May 1, 2015 2:21:55 pm
Prolonged use of statins, a cholesterol-lowering drug, may lower risk of death from lung cancer, new research has found.
The researchers found that lung cancer patients who used statins in the year prior to a lung cancer diagnosis or after a lung cancer diagnosis had a reduction in the risk of death from the disease.
“Our study provides some evidence that lung cancer patients who used statins had a reduction in the risk of death from lung cancer,” said study author Chris Cardwell, senior lecturer at the Queen’s University Belfast in Northern Ireland.
Recently there has been much interest in the potential for exploring new therapeutic uses for existing drugs, in part, because existing medications are relatively inexpensive and have known side effect profiles, Cardwell noted.
The researchers used data from nearly 14,000 patients newly diagnosed with lung cancer between 1998 and 2009 from English cancer registry data.

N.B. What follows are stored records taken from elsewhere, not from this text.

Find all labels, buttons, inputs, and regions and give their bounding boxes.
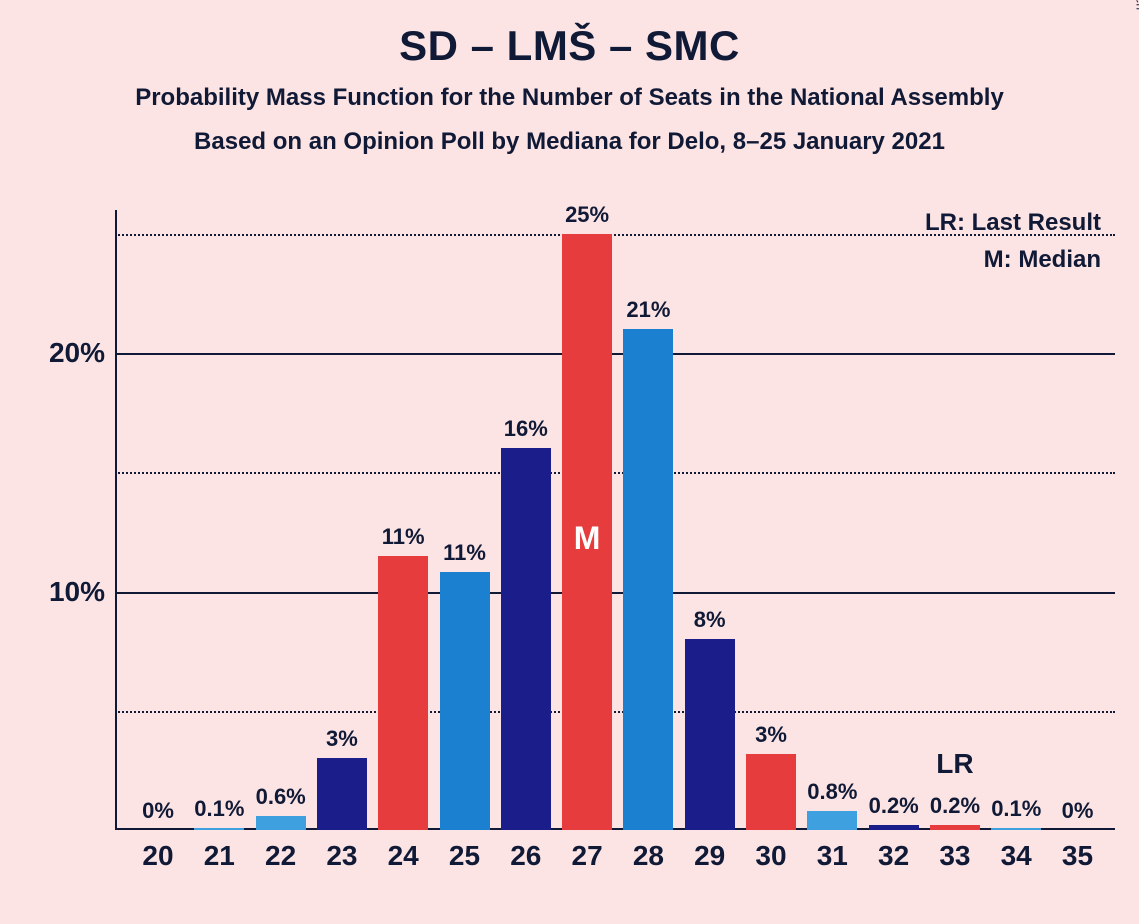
x-axis-tick-label: 28 <box>633 840 664 872</box>
y-axis-tick-label: 10% <box>49 576 105 608</box>
bar-value-label: 8% <box>685 607 735 633</box>
bar-value-label: 25% <box>562 202 612 228</box>
x-axis-tick-label: 24 <box>388 840 419 872</box>
bar-value-label: 0.1% <box>991 796 1041 822</box>
bar: 11% <box>440 572 490 830</box>
bar-value-label: 3% <box>317 726 367 752</box>
bar: 0.1% <box>194 828 244 830</box>
x-axis-tick-label: 30 <box>755 840 786 872</box>
bar-value-label: 0.2% <box>930 793 980 819</box>
x-axis-tick-label: 32 <box>878 840 909 872</box>
bar-value-label: 11% <box>378 524 428 550</box>
bars-container: 0%0.1%0.6%3%11%11%16%25%M21%8%3%0.8%0.2%… <box>115 210 1115 830</box>
bar-value-label: 16% <box>501 416 551 442</box>
bar-value-label: 0.6% <box>256 784 306 810</box>
bar: 0.1% <box>991 828 1041 830</box>
bar: 16% <box>501 448 551 830</box>
bar: 0.2% <box>869 825 919 830</box>
chart-title: SD – LMŠ – SMC <box>0 0 1139 70</box>
x-axis-tick-label: 29 <box>694 840 725 872</box>
median-marker: M <box>574 520 601 557</box>
y-axis-tick-label: 20% <box>49 337 105 369</box>
bar: 3% <box>317 758 367 830</box>
bar: 11% <box>378 556 428 830</box>
bar: 0.2% <box>930 825 980 830</box>
x-axis-tick-label: 21 <box>204 840 235 872</box>
bar-value-label: 0.1% <box>194 796 244 822</box>
bar-value-label: 0% <box>1053 798 1103 824</box>
x-axis-tick-label: 31 <box>817 840 848 872</box>
x-axis-tick-label: 25 <box>449 840 480 872</box>
chart-subtitle-1: Probability Mass Function for the Number… <box>0 84 1139 112</box>
x-axis-tick-label: 20 <box>142 840 173 872</box>
bar: 8% <box>685 639 735 830</box>
bar-value-label: 3% <box>746 722 796 748</box>
bar: 0.8% <box>807 811 857 830</box>
bar: 21% <box>623 329 673 830</box>
copyright-text: © 2021 Filip van Laenen <box>1133 0 1139 10</box>
x-axis-tick-label: 35 <box>1062 840 1093 872</box>
bar-value-label: 11% <box>440 540 490 566</box>
bar-value-label: 21% <box>623 297 673 323</box>
bar-value-label: 0% <box>133 798 183 824</box>
x-axis-tick-label: 26 <box>510 840 541 872</box>
bar: 25%M <box>562 234 612 830</box>
bar-value-label: 0.2% <box>869 793 919 819</box>
x-axis-tick-label: 23 <box>326 840 357 872</box>
bar: 3% <box>746 754 796 830</box>
last-result-marker: LR <box>936 748 973 780</box>
bar-value-label: 0.8% <box>807 779 857 805</box>
x-axis-tick-label: 27 <box>572 840 603 872</box>
x-axis-tick-label: 22 <box>265 840 296 872</box>
bar: 0.6% <box>256 816 306 830</box>
x-axis-tick-label: 34 <box>1001 840 1032 872</box>
chart-plot-area: LR: Last Result M: Median 0%0.1%0.6%3%11… <box>115 210 1115 830</box>
x-axis-tick-label: 33 <box>939 840 970 872</box>
chart-subtitle-2: Based on an Opinion Poll by Mediana for … <box>0 128 1139 156</box>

Among patients who survived at least six months after a diagnosis, those who used statins after a lung cancer diagnosis had a statistically insignificant 11 percent reduction in lung cancer-specific deaths.
Among those who used at least 12 prescriptions of statins there was a statistically significant 19 percent reduction in lung cancer-specific deaths.
Among all patients in the study, those who used statins in the year before a lung cancer diagnosis had a statistically significant 12 percent reduction in lung cancer-specific deaths.
The study appeared in the journal Cancer Epidemiology, Biomarkers & Prevention.